A escasas horas de haberse cumplido 25 años de la recuperación de la democracia, a partir de las históricas elecciones presidenciales que consagraron a Raúl Alfonsín presidente de los argentinos, es menester celebrar, pero también reflexionar profundamente sobre nuestras asignaturas pendientes.
Atrás, afortunadamente, han quedado los procesos autoritarios encabezados por militares que signaron más de medio siglo de historia argentina. Atrás quedaron las feroces antinomias políticas que dividieron a la sociedad y mucho más atrás la violencia guerrillera y el terrorismo de Estado.
Las instituciones, aun en forma imperfecta, están funcionando y, por primera vez, nuestro país lleva un cuarto de siglo eligiendo a sus autoridades por medio del sufragio universal, secreto y obligatorio.
Los días de elecciones ya no son, sin embargo, como aquel 30 de octubre de 1983, un día de fiesta para los argentinos. En parte, porque nos hemos acostumbrado a concurrir periódicamente a las urnas. Pero también porque, lamentablemente, sufrimos una crisis de representatividad que ha alejado a la ciudadanía de la vida partidaria y de su dirigencia política.
Se ha perdido el entusiasmo por la política, y la atracción que ésta provocaba en millones de jóvenes en los tiempos de la reapertura democrática ha pasado a ser una anécdota que la juventud de hoy apenas comprende con gran dificultad.
Sería injusto descargar la responsabilidad de esta situación en un solo gobierno. En mayor o menor medida, todos los gobernantes argentinos, desde 1983 hasta hoy, son responsables del actual desencanto social y de la inacción política que dificulta tanto la tan necesaria renovación de la dirigencia.
Pero no puede dejar de mencionarse como un factor clave en este proceso la búsqueda del poder, siempre asociado a la coerción, por encima de la búsqueda de autoridad, ligada al respeto.
Los últimos años no han sido precisamente pródigos en avances institucionales, pese a las numerosas promesas que, en ese sentido, hemos escuchado de boca de la actual presidenta de la Nación.

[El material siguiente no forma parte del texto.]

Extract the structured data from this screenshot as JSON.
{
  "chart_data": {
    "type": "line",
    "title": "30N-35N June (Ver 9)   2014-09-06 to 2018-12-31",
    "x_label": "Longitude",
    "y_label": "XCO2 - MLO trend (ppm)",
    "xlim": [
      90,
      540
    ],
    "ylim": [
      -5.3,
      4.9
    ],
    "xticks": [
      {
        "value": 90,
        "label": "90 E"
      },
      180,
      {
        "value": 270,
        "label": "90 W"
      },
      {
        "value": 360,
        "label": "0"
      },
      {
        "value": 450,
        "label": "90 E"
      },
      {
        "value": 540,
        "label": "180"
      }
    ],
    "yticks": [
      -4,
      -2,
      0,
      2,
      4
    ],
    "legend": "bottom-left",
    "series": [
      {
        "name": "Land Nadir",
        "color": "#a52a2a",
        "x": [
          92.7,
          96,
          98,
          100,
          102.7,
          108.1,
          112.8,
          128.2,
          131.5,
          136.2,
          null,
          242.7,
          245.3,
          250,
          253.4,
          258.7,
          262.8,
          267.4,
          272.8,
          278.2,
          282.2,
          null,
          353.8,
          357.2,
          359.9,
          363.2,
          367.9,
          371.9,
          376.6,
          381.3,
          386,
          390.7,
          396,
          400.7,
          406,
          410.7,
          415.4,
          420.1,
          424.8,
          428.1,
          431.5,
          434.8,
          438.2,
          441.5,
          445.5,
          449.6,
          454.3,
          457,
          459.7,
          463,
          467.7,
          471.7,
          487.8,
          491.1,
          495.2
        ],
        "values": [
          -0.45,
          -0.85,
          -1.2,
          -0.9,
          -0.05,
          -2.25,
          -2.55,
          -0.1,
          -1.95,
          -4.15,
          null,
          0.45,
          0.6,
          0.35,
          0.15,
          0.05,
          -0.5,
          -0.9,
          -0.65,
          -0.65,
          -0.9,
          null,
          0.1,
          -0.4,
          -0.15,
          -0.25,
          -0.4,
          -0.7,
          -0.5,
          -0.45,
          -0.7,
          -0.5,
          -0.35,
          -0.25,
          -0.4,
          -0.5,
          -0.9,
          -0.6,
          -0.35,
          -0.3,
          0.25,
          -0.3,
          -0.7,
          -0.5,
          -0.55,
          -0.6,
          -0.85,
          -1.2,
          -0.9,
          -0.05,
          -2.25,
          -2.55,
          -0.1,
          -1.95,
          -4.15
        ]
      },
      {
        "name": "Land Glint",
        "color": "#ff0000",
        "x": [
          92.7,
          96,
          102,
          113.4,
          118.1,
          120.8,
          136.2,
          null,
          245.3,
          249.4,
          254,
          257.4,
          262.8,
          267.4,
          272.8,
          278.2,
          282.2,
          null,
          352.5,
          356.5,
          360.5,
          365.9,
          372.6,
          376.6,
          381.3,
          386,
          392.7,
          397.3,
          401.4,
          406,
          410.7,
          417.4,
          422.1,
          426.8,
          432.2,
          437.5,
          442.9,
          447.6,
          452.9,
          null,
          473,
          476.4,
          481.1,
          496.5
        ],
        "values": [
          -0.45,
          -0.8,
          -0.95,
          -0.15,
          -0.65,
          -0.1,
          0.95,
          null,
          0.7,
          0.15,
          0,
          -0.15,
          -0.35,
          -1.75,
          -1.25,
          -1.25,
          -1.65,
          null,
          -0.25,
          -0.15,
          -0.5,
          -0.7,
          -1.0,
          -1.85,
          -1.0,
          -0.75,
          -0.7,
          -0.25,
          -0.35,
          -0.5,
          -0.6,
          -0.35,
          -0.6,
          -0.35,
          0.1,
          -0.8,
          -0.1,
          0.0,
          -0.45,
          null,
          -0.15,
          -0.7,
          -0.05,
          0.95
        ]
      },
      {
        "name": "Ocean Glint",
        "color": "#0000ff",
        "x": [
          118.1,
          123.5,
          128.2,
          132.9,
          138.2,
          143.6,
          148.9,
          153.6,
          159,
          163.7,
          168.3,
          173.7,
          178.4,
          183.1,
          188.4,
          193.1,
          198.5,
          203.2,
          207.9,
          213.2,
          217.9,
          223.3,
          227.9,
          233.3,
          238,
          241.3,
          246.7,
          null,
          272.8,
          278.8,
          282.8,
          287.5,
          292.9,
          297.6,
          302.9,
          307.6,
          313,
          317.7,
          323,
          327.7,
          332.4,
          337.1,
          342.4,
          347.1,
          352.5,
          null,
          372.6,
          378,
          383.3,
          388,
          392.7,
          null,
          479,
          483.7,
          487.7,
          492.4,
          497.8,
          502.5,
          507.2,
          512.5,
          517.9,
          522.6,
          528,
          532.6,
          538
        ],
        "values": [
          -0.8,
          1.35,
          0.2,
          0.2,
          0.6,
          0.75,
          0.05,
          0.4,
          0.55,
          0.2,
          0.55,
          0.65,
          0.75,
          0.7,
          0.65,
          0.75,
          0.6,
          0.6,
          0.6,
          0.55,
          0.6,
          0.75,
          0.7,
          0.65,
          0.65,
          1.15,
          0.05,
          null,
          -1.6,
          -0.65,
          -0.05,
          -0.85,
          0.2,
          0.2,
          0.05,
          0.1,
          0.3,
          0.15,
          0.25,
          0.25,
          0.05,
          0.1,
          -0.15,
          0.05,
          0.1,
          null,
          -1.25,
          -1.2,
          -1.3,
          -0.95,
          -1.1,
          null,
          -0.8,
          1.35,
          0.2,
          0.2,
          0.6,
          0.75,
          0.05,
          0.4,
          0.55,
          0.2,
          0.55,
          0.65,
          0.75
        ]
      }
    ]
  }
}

Y si algo faltaba para rebajar aún más la calidad institucional de la República, ello fue provisto por el evidente distanciamiento entre la presidenta Cristina Fernández de Kirchner y el vicepresidente Julio Cobos, quien, tras el desenlace del debate sobre las retenciones móviles en el Senado, fue objeto de severas críticas, descalificaciones y humillaciones, cuando no de temerarias sugerencias para que renunciara a su cargo.

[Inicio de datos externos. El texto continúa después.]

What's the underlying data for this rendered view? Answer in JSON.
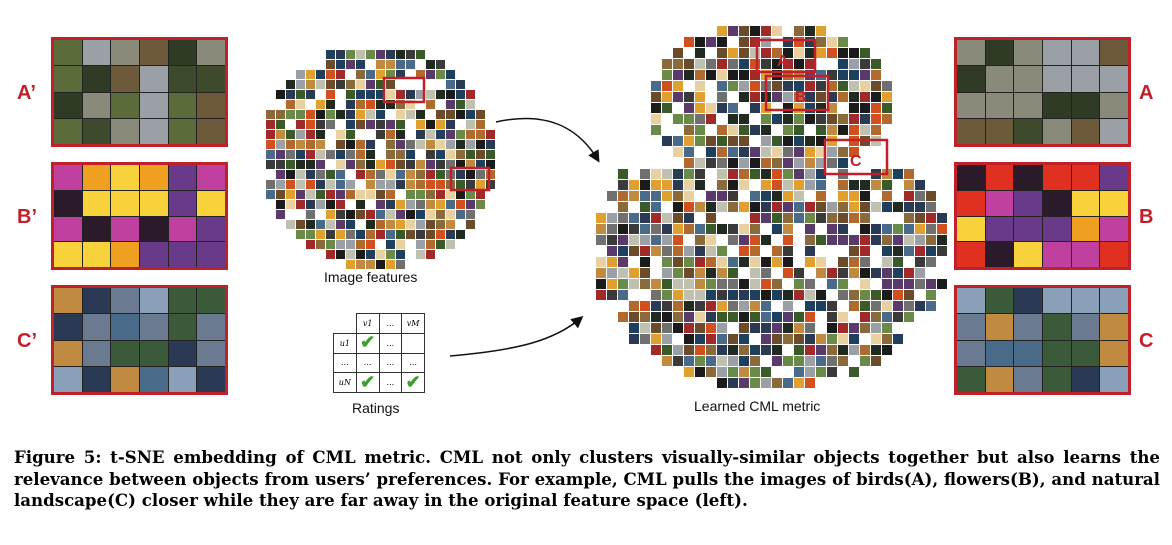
{
  "figure": {
    "left_labels": [
      "A’",
      "B’",
      "C’"
    ],
    "right_labels": [
      "A",
      "B",
      "C"
    ],
    "inner_labels": [
      "A",
      "B",
      "C"
    ],
    "image_features_label": "Image features",
    "ratings_label": "Ratings",
    "learned_label": "Learned CML metric",
    "ratings_table": {
      "col_headers": [
        "v1",
        "...",
        "vM"
      ],
      "row_headers": [
        "u1",
        "...",
        "uN"
      ],
      "cells": [
        [
          "check",
          "...",
          ""
        ],
        [
          "...",
          "...",
          "..."
        ],
        [
          "check",
          "...",
          "check"
        ]
      ]
    },
    "colors": {
      "highlight": "#c0202a",
      "check": "#3aa12e",
      "panel_A": [
        "#5b6b3a",
        "#8a8a7a",
        "#3e4a2c",
        "#9aa0a6",
        "#6d5a3a",
        "#2f3b25"
      ],
      "panel_B": [
        "#e03020",
        "#f0a020",
        "#c040a0",
        "#2a1a2a",
        "#f7d23a",
        "#6a3a8a"
      ],
      "panel_C": [
        "#4a6a8a",
        "#2a3a55",
        "#8aa0b8",
        "#c08a40",
        "#3a5a3a",
        "#6a7a90"
      ]
    },
    "caption": "Figure 5: t-SNE embedding of CML metric. CML not only clusters visually-similar objects together but also learns the relevance between objects from users’ preferences. For example, CML pulls the images of birds(A), flowers(B), and natural landscape(C) closer while they are far away in the original feature space (left)."
  }
}
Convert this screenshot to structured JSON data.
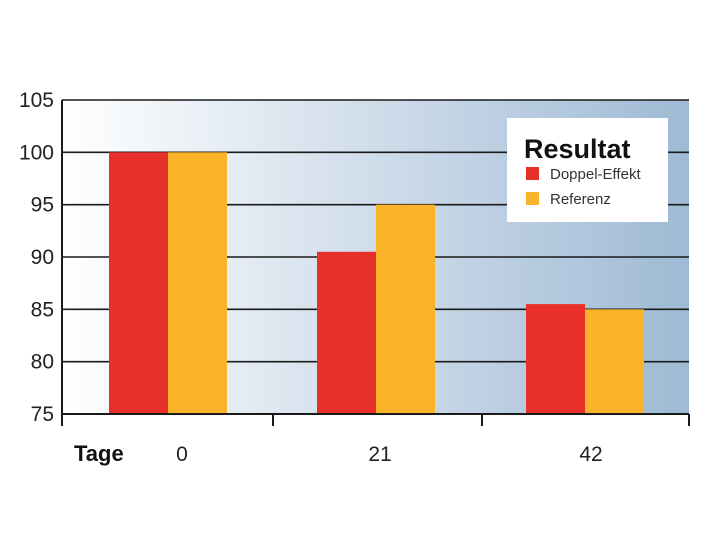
{
  "chart_data": {
    "type": "bar",
    "title": "",
    "xlabel": "Tage",
    "ylabel": "",
    "categories": [
      "0",
      "21",
      "42"
    ],
    "series": [
      {
        "name": "Doppel-Effekt",
        "values": [
          100,
          90.5,
          85.5
        ]
      },
      {
        "name": "Referenz",
        "values": [
          100,
          95,
          85
        ]
      }
    ],
    "ylim": [
      75,
      105
    ],
    "yticks": [
      "75",
      "80",
      "85",
      "90",
      "95",
      "100",
      "105"
    ],
    "grid": true,
    "legend": {
      "title": "Resultat",
      "placement": "top-right"
    },
    "colors": {
      "Doppel-Effekt": "#e8302a",
      "Referenz": "#fbb42a",
      "grid": "#1a1a1a",
      "bg_start": "#ffffff",
      "bg_end": "#9fbad5"
    }
  }
}
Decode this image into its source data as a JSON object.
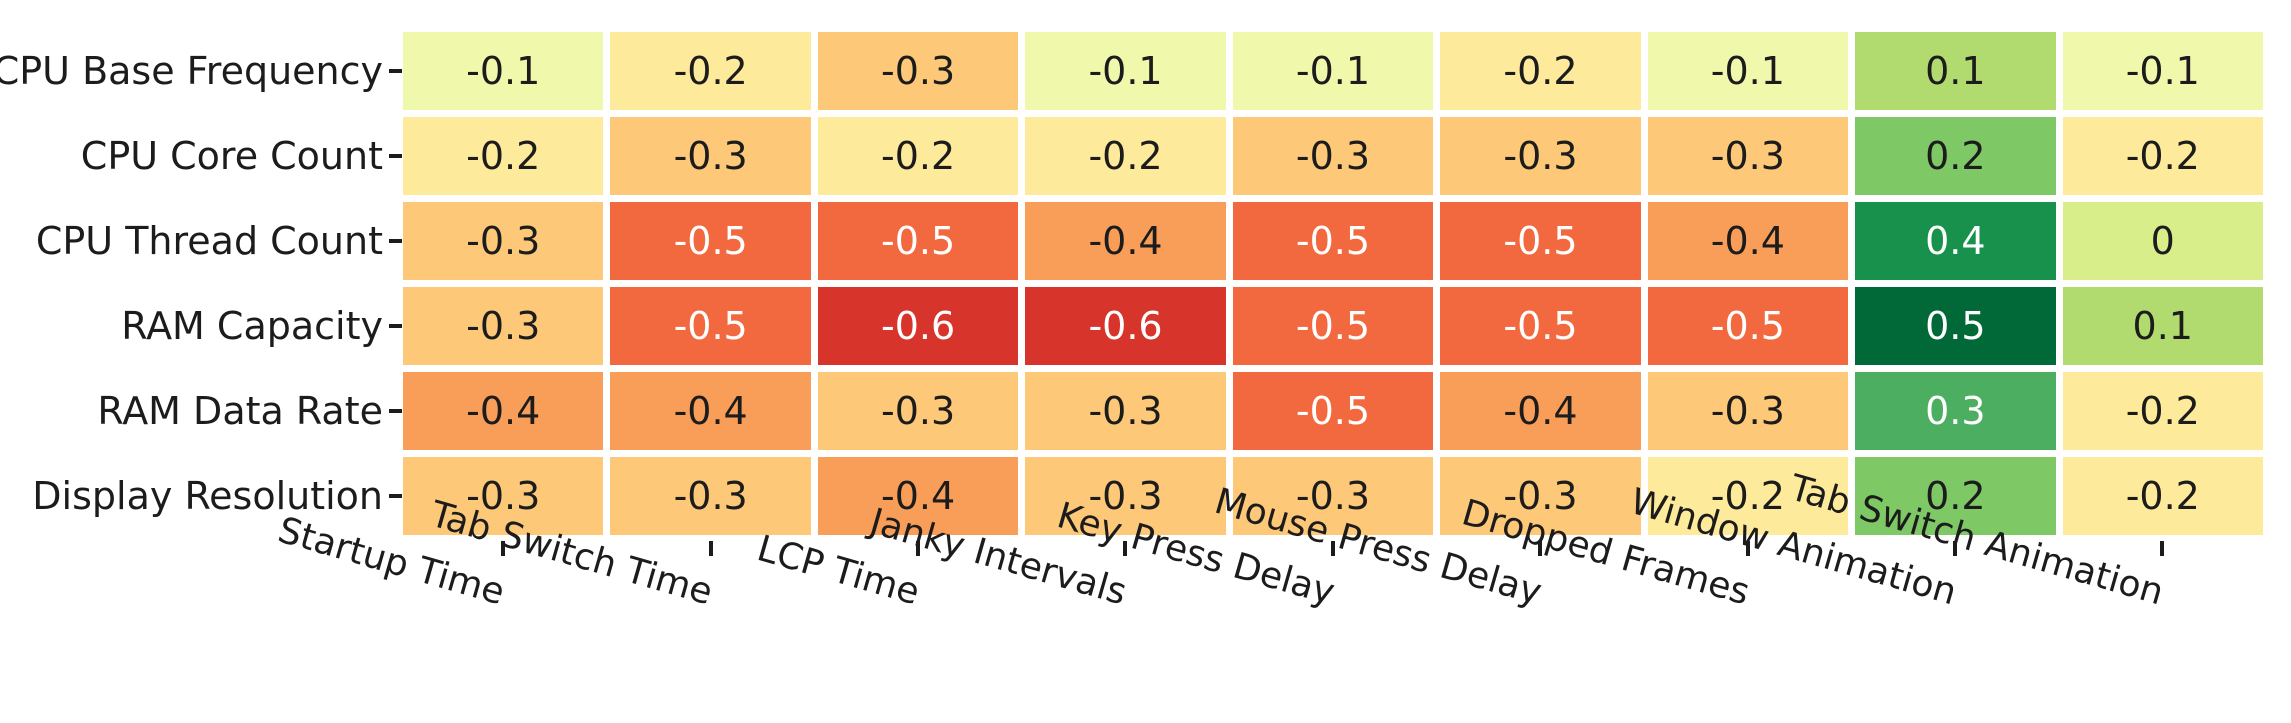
{
  "chart_data": {
    "type": "heatmap",
    "rows": [
      "CPU Base Frequency",
      "CPU Core Count",
      "CPU Thread Count",
      "RAM Capacity",
      "RAM Data Rate",
      "Display Resolution"
    ],
    "columns": [
      "Startup Time",
      "Tab Switch Time",
      "LCP Time",
      "Janky Intervals",
      "Key Press Delay",
      "Mouse Press Delay",
      "Dropped Frames",
      "Window Animation",
      "Tab Switch Animation"
    ],
    "values": [
      [
        -0.1,
        -0.2,
        -0.3,
        -0.1,
        -0.1,
        -0.2,
        -0.1,
        0.1,
        -0.1
      ],
      [
        -0.2,
        -0.3,
        -0.2,
        -0.2,
        -0.3,
        -0.3,
        -0.3,
        0.2,
        -0.2
      ],
      [
        -0.3,
        -0.5,
        -0.5,
        -0.4,
        -0.5,
        -0.5,
        -0.4,
        0.4,
        0
      ],
      [
        -0.3,
        -0.5,
        -0.6,
        -0.6,
        -0.5,
        -0.5,
        -0.5,
        0.5,
        0.1
      ],
      [
        -0.4,
        -0.4,
        -0.3,
        -0.3,
        -0.5,
        -0.4,
        -0.3,
        0.3,
        -0.2
      ],
      [
        -0.3,
        -0.3,
        -0.4,
        -0.3,
        -0.3,
        -0.3,
        -0.2,
        0.2,
        -0.2
      ]
    ],
    "title": "",
    "xlabel": "",
    "ylabel": "",
    "value_range": [
      -0.6,
      0.5
    ],
    "grid_line_color": "#ffffff",
    "legend": "none",
    "colormap_name": "RdYlGn",
    "colormap": {
      "-0.6": "#d7352b",
      "-0.5": "#f2693f",
      "-0.4": "#f99e59",
      "-0.3": "#fdc878",
      "-0.2": "#feea9b",
      "-0.1": "#f0f9ab",
      "0": "#d8ee8a",
      "0.1": "#b2db6f",
      "0.2": "#7ec866",
      "0.3": "#4bae60",
      "0.4": "#17914c",
      "0.5": "#016838"
    },
    "annotation_text_dark": "#1c1c1c",
    "annotation_text_light": "#ffffff",
    "white_text_when": {
      "value_at_most": -0.5,
      "value_at_least": 0.3
    }
  }
}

Cuando permanentemente desde el poder político se aspira a controlar los tres poderes de la República; cuando se trata de condicionar a los jueces, o cuando se percibe al Congreso como un mero obstáculo en la tarea administrativa, se está ensuciando la política y la búsqueda del bien común cede frente el afán por el bien personal del gobernante.
Tenemos un notorio déficit de calidad institucional, que se vincula con la vigencia de la llamada "vieja política", un mal que se aprecia tanto en los protagonistas de nuestra vida pública como en los procedimientos para ejercer el poder.

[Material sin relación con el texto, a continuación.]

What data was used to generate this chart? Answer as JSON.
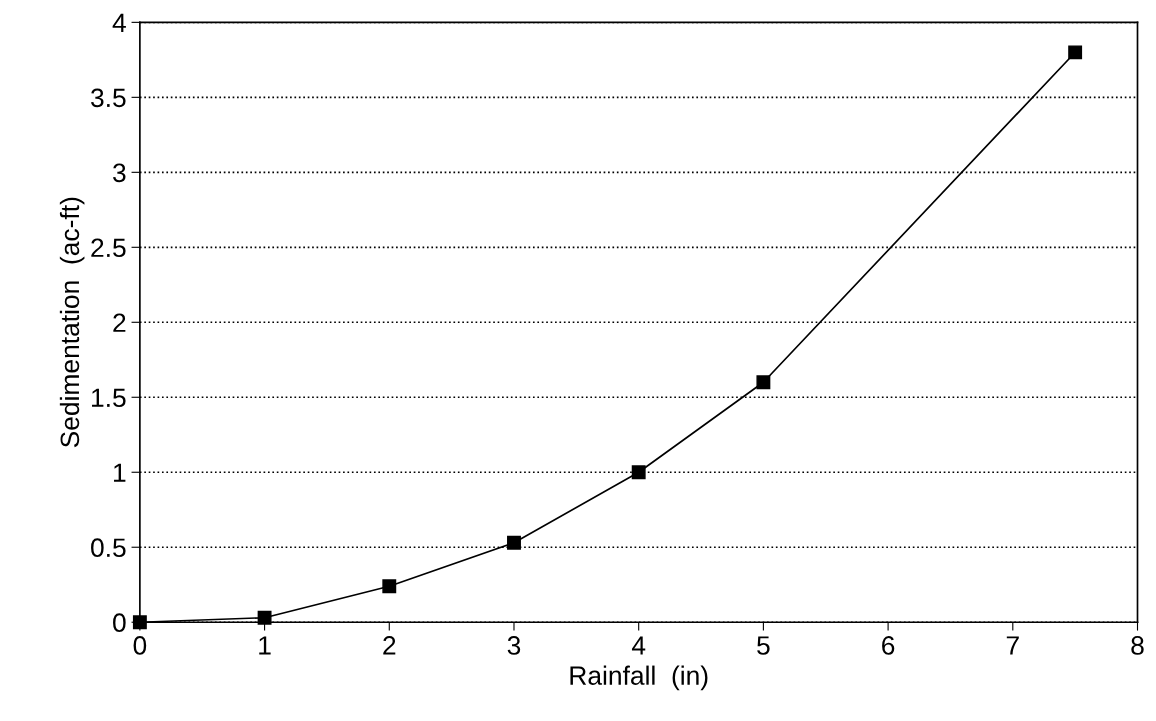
{
  "chart_data": {
    "type": "line",
    "xlabel": "Rainfall  (in)",
    "ylabel": "Sedimentation  (ac-ft)",
    "x": [
      0,
      1,
      2,
      3,
      4,
      5,
      7.5
    ],
    "series": [
      {
        "color": "#000000",
        "values": [
          0,
          0.03,
          0.24,
          0.53,
          1.0,
          1.6,
          3.8
        ]
      }
    ],
    "xlim": [
      0,
      8
    ],
    "xticks": [
      0,
      1,
      2,
      3,
      4,
      5,
      6,
      7,
      8
    ],
    "ylim": [
      0,
      4
    ],
    "yticks": [
      0,
      0.5,
      1,
      1.5,
      2,
      2.5,
      3,
      3.5,
      4
    ],
    "grid": "y",
    "marker": "square",
    "line_style": "solid"
  }
}
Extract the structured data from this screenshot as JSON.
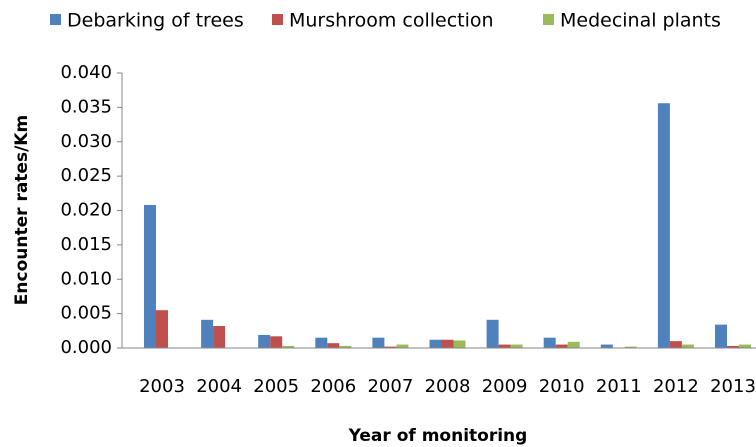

Lo advertimos un año atrás, en las últimas elecciones presidenciales, cuando se denunciaron innumerables irregularidades, como las conocidas maniobras clientelistas y la desaparición de boletas en los cuartos oscuros.
La baja calidad institucional puede observarse también en la falta de estadísticas oficiales serias y en un Instituto Nacional de Estadística y Censos (Indec) que ha expulsado a sus mejores profesionales, al igual que en la ineficacia de nuestras fuerzas de seguridad para prevenir y reprimir la violencia delictiva, y de la Justicia para condenar a delincuentes comunes o ?desentrañar gravísimos casos de corrupción administrativa que están a la vista de todos.
Preservar la institucionalidad es, ante todo, respetar la Constitución y el principio de división de poderes; hacer un culto de la transparencia pública y la lucha contra la corrupción, y dejar de confundir al Estado con el Gobierno y a éste con el partido.
En reiteradas ocasiones, quien hoy ejerce la Presidencia de la Nación ha enfatizado su preocupación por la calidad institucional. Todavía está a tiempo de propiciar una batería de reformas que hagan más eficientes nuestras instituciones y garanticen la transparencia en la función pública, en lugar de promover medidas como los "superpoderes" o los manotazos a los fondos privados de jubilaciones.